People seeking assisted dying may cherish life but are now willing to accept death. A recent editorial (BMJ 2014;349:g4349, doi:10.1136/bmj.g4349) led to a debate on the merits of The BMJ declaring a stance on this topic. Assisted dying goes against why many of us become doctors, says one reader (BMJ 2014;349:g4965, doi:10.1136/bmj.g4965). The BMJ’s position will create publication bias, because opponents of assisted dying will no longer submit articles, argues another (BMJ 2014;349:g4948, doi:10.1136/bmj.g4948). The volume of letters in this issue and on thebmj.com suggests that, if anything, critics of The BMJ’s stance have been encouraged to write in. “The journal hasn’t closed its mind to opposing points of view,” the editorialists reply (BMJ 2014;349:g4949, doi:10.1136/bmj.g4949). “The debate is far from over, and we would like it to be reflected in our pages.”
Like courage, debate is everywhere in this week’s issue. The Oxford University professor Rory Collins demanded retraction of two articles that contained a factual error overestimating the level of side effects of statins (BMJ 2013;347:f6123, doi:10.1136/bmj.f6123; BMJ 2013;347:f6340, doi:10.1136/bmj.f6340). The error was corrected, but Collins still wanted full retraction.

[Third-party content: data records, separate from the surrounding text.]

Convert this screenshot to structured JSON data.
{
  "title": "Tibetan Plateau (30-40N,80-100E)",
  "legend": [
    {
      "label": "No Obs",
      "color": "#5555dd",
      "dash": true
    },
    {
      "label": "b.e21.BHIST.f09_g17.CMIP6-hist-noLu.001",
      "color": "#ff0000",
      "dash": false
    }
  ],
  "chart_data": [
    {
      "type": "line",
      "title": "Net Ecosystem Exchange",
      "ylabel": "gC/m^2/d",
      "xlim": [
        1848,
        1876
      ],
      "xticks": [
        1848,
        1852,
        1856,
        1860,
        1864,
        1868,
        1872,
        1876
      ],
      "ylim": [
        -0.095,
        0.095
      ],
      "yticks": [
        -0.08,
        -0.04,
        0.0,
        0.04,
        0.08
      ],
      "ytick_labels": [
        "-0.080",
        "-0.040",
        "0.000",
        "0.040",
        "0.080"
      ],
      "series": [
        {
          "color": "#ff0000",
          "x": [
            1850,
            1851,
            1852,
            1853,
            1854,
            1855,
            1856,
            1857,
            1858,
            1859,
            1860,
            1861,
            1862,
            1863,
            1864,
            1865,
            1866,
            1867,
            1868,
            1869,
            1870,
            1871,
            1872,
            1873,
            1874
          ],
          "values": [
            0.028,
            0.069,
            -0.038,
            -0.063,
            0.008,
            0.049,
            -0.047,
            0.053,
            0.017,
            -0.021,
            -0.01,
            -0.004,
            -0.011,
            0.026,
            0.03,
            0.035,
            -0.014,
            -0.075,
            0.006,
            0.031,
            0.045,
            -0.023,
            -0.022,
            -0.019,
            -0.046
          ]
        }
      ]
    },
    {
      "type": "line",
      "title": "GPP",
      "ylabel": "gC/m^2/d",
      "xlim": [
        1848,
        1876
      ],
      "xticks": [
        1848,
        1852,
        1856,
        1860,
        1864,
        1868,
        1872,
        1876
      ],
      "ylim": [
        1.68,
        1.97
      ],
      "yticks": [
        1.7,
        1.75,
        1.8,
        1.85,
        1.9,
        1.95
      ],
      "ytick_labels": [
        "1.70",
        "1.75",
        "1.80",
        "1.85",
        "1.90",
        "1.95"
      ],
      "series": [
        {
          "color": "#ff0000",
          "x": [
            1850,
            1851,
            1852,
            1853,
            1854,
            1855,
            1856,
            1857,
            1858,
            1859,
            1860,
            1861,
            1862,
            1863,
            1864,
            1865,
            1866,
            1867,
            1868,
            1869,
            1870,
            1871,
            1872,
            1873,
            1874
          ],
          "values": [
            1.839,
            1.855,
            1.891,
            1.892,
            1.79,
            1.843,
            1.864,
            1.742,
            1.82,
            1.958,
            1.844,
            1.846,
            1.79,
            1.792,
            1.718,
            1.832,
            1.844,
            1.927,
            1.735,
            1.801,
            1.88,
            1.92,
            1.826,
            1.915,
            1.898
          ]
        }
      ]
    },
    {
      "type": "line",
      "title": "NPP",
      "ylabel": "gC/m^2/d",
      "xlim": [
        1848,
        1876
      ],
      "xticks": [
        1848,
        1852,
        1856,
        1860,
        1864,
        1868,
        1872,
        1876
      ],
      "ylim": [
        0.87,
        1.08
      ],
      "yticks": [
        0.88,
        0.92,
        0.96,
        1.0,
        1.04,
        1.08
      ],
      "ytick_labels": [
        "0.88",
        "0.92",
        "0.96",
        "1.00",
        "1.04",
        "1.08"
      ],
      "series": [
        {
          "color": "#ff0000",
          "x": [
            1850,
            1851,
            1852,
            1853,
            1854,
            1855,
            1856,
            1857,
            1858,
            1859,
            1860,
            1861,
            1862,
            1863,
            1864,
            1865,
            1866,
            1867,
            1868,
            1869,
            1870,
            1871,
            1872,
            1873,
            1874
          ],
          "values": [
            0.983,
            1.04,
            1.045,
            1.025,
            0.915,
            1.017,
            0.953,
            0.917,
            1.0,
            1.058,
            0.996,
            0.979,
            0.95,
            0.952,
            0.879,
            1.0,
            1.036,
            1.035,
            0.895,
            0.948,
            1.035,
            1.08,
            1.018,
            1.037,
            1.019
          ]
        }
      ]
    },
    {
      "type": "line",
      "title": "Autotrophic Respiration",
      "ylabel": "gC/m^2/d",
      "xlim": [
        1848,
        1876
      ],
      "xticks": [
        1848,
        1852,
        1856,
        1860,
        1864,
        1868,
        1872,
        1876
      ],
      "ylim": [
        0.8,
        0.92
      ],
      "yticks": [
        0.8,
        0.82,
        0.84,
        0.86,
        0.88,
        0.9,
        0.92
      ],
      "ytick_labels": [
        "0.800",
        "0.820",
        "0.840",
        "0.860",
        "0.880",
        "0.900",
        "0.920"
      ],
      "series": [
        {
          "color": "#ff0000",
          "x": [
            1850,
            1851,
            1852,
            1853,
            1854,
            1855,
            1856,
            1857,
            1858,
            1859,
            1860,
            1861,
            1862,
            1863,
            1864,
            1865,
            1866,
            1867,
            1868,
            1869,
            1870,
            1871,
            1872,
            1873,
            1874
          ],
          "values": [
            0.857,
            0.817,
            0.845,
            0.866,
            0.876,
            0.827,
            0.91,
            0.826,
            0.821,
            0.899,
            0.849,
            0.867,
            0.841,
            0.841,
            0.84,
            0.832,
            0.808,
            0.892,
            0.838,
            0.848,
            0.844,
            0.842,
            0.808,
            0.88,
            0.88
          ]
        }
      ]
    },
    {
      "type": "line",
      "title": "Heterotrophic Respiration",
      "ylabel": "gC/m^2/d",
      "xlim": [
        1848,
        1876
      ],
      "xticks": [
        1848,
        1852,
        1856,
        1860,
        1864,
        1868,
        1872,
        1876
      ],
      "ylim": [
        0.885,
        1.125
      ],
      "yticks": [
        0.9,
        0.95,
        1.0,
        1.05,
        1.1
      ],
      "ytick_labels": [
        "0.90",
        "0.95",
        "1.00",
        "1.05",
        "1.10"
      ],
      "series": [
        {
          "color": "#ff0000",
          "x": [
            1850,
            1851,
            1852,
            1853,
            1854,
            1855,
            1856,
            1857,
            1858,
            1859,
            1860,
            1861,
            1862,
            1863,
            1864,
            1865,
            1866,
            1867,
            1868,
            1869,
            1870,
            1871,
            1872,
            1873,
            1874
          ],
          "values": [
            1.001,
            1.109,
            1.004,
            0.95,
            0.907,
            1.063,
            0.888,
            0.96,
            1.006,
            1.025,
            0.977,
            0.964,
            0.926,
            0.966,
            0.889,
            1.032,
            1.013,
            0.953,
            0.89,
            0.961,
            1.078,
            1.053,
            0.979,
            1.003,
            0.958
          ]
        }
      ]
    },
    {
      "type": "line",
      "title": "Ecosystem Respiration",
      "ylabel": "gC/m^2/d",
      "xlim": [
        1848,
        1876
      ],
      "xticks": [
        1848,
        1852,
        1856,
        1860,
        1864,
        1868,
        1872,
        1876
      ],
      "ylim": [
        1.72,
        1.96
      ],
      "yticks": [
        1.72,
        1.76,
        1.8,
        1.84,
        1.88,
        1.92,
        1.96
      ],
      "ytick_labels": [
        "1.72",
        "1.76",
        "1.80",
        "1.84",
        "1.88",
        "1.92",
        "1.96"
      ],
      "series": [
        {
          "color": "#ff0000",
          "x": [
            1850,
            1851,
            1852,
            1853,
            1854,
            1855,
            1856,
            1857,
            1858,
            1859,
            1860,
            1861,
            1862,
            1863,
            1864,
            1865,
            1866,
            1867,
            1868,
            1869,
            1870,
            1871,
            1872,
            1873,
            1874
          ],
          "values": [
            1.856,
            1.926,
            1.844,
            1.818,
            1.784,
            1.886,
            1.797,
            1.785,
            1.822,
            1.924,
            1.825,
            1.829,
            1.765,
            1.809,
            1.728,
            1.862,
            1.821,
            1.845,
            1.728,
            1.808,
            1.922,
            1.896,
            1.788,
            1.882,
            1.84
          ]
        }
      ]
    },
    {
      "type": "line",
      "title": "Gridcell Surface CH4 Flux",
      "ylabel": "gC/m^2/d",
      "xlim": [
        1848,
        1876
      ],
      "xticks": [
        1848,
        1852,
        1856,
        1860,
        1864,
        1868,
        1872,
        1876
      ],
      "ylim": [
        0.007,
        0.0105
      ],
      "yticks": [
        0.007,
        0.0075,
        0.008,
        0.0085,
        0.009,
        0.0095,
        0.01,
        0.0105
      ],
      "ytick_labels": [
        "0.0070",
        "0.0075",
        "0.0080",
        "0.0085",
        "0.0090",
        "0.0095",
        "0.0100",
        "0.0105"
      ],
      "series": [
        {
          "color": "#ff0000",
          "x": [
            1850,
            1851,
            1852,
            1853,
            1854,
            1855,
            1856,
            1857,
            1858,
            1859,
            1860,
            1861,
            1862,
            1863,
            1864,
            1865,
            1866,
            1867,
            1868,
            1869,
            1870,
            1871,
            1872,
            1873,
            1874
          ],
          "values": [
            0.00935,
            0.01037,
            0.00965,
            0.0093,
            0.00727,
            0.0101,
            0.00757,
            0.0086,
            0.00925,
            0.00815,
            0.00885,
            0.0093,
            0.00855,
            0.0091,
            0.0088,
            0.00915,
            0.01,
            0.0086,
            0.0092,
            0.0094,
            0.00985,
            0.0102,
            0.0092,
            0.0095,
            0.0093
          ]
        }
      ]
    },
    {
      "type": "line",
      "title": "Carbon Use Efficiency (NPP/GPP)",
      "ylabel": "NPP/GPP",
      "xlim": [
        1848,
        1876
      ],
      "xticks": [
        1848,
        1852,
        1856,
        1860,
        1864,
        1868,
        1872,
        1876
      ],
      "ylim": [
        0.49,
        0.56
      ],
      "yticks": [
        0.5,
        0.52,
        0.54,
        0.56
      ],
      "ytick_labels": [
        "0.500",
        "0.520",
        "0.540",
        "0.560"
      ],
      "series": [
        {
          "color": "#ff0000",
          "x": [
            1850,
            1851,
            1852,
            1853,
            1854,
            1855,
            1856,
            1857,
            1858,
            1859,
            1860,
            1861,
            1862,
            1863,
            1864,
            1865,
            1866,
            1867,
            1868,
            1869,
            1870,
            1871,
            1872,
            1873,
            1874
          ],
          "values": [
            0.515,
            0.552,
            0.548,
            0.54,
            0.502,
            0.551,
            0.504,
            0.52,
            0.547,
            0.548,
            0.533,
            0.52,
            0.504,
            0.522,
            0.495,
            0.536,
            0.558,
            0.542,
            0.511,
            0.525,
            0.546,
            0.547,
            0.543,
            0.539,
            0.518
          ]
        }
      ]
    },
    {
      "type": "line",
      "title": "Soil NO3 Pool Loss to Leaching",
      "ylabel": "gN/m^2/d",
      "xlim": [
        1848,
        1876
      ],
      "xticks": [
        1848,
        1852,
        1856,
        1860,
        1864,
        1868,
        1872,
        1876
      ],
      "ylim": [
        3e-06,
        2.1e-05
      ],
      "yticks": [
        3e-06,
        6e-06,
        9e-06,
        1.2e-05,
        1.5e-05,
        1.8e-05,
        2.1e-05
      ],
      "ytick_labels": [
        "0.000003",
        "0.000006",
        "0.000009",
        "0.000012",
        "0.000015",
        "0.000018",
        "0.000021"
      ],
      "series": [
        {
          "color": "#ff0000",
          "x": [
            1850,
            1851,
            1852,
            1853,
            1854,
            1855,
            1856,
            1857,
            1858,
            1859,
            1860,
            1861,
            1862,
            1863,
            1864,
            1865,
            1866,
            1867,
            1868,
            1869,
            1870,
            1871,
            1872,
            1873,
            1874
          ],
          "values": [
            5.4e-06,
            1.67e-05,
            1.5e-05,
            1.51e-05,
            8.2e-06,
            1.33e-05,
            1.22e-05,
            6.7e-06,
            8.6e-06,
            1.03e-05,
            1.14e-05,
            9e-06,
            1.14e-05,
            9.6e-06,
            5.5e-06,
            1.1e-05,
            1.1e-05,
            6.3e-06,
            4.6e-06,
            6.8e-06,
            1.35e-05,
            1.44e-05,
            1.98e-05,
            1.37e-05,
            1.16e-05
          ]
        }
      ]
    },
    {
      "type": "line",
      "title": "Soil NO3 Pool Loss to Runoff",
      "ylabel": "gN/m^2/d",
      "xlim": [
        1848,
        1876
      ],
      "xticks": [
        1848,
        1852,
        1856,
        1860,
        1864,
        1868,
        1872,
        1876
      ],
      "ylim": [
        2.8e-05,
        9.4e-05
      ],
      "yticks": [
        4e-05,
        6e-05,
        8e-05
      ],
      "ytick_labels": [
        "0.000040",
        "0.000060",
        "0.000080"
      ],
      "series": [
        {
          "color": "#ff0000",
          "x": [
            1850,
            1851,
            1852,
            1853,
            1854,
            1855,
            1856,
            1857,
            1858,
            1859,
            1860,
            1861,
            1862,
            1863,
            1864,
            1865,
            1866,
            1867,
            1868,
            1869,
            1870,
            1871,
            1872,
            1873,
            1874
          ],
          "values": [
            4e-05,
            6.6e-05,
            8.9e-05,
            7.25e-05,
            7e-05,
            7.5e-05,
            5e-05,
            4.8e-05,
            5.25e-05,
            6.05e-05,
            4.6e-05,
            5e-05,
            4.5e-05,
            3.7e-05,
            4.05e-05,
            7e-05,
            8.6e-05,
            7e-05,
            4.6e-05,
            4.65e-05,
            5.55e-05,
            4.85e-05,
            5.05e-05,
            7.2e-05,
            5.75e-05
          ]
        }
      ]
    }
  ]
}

The BMJ convened a panel to independently investigate our handling of the articles, Collins’s complaint, and whether or not retraction was appropriate. The panel reported last week after two months of deliberation. It endorsed The BMJ’s decision not to retract the articles, expressed surprise at Collins’s reluctance to debate publicly in The BMJ, and suggested improvements to The BMJ’s editorial processes and handling of corrections. The BMJ will act on this advice, writes its editor in chief, Fiona Godlee (BMJ 2014;349:g5038, doi:10.1136/bmj.g5038), and will continue to publish on both sides of the statins debate and increase calls for the release of trial data so that independent assessments of benefits and risks of statin treatment can be made. The full report of the independent panel, the submissions it received, and an interactive timeline of events are available online (thebmj.com/statins).
What does all this heavyweight debate mean for Mr Lowrisk, keen on golf but confused by statins (BMJ 2014;349:g5007, doi:10.1136/bmj.g5007)? Or even a South Asian professor in Scotland who is at risk of coronary heart disease but able to understand numbers needed to treat (BMJ 2014;349:g4980, doi:10.1136/bmj.g4980)? Evidence is all well and good, concludes Raj Bhopal, but the values and beliefs of the medical profession will probably wield the most influence in the public’s decision making. Indeed, power over patients and authors comes easily to doctors and editors. Courage is harder and it tends, like Mandela, not to choose the path of conformity.